China has launched a campaign to promote the use of technology to guarantee the safety of pharmaceuticals and patients. The campaign, launched by the Ministry of Science and Technology (MOST), the State Administration of Traditional Chinese Medicine (SATCM) and the SFDA, is aimed to provide full technological support for every step of a drug's journey from laboratory to patient.
The campaign is aimed to solve ten major technological problems concerning drug safety over the next five to ten years. Further, China will set up three to five authorized and standard drug safety research and review centers to monitor and regulate safety of drugs. Further, the campaign also hopes to improve innovation in drugs manufacturing and raise the competitiveness of Chinese medicine in the mainstream international market.
"The number of drug-related accidents has risen in recent years and the cases involving the Qiqihar No. 2 Pharmaceutical and the Xinfu drugs has attracted the attention and concern of the central government," said Shao Mingli, head of the State Food and Drug Administration (SFDA).
It may be noted China is in the process of framing legislations to ensure safety of prescription of medicines. The regulations for the Classification Management of Prescription and Non-prescription Drugs has been included in 2006 legislation plan by the State Council. After serious study and several amendments, the drafting of the Regulation has been basically achieved and the regulations for the Classification Management of Prescription and Non-prescription Drugs (draft for comments) are now soliciting public opinions. Advices or opinions from the industry and public were to be submitted to the Division of Regulations of the Department of Policy & Regulations of the State Food and Drug Administration before November 5, 2006.
Further, to crack down on making and selling counterfeit or substandard drugs, guarantee drug safety for the public, the SFDA issued Work Scheme for Rectifying and Standardizing Drug Research, Production and Circulation Order on September 8, 2006 according to the requirements of Scheme for the Campaign of Rectifying and Standardizing Drug Market Order issued by the General Office of the State Council. The Work Scheme specified the working emphases, working measures, implementation and working requirements of the initiative.

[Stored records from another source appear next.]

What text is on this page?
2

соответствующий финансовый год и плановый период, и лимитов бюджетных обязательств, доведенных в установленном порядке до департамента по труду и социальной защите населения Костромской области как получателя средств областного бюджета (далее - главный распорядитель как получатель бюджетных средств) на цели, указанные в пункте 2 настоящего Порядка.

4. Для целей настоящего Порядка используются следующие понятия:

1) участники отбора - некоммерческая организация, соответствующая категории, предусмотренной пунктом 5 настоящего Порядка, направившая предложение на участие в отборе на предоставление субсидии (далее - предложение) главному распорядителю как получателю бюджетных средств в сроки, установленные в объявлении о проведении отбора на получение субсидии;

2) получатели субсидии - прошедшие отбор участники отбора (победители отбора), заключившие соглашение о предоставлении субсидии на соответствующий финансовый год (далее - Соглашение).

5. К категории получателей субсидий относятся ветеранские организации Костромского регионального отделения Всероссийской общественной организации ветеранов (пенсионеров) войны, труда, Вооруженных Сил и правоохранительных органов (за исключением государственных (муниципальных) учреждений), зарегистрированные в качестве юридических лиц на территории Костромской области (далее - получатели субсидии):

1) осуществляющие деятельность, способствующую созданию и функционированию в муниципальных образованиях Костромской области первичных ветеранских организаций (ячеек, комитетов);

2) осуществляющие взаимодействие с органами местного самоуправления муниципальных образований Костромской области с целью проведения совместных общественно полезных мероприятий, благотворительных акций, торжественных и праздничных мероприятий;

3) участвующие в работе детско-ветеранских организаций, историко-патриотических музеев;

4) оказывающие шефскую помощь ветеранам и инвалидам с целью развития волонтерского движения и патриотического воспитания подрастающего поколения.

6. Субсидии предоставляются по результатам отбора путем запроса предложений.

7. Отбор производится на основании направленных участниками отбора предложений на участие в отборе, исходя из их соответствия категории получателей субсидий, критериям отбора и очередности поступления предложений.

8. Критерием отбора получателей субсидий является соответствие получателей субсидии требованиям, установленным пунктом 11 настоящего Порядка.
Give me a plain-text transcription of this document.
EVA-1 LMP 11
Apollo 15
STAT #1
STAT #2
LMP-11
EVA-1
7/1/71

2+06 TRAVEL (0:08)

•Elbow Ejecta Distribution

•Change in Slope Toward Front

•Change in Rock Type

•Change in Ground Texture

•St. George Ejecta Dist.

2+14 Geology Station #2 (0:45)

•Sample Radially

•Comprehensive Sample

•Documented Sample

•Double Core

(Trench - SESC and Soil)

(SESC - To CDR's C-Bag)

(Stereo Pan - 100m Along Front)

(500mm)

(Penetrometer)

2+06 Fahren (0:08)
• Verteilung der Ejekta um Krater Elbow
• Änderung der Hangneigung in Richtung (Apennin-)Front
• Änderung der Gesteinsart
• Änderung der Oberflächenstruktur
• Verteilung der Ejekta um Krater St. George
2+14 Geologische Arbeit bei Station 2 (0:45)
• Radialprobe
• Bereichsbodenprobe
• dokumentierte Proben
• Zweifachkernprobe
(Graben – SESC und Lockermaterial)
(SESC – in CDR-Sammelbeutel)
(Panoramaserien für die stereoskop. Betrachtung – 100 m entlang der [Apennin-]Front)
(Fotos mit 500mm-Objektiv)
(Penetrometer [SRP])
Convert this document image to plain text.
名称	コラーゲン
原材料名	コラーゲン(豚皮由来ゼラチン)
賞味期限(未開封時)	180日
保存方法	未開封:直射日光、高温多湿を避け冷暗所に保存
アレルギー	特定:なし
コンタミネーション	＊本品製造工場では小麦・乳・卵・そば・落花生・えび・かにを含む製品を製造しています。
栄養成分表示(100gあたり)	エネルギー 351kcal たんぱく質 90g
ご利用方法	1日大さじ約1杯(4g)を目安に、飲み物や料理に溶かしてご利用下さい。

Due to repeated incidences of sub-standard drugs causing killing of many people, China is in the process of ensuring legislations to protect the safety of drugs. SFDA, China's national drug regulator, has revoked the license of the maker of the Xinfu drug, an antibiotic blamed for at least six deaths and dozens of illnesses. Patients who took the antibiotic developed severe adverse reactions, such as chest, kidney or stomach pains, vomiting and anaphylactic shock. Earlier this year, 11 people were killed after injecting a drugmade by the Qiqihar No. 2 Pharmaceutical Co. Ltd. in the northeastern province of Heilongjiang.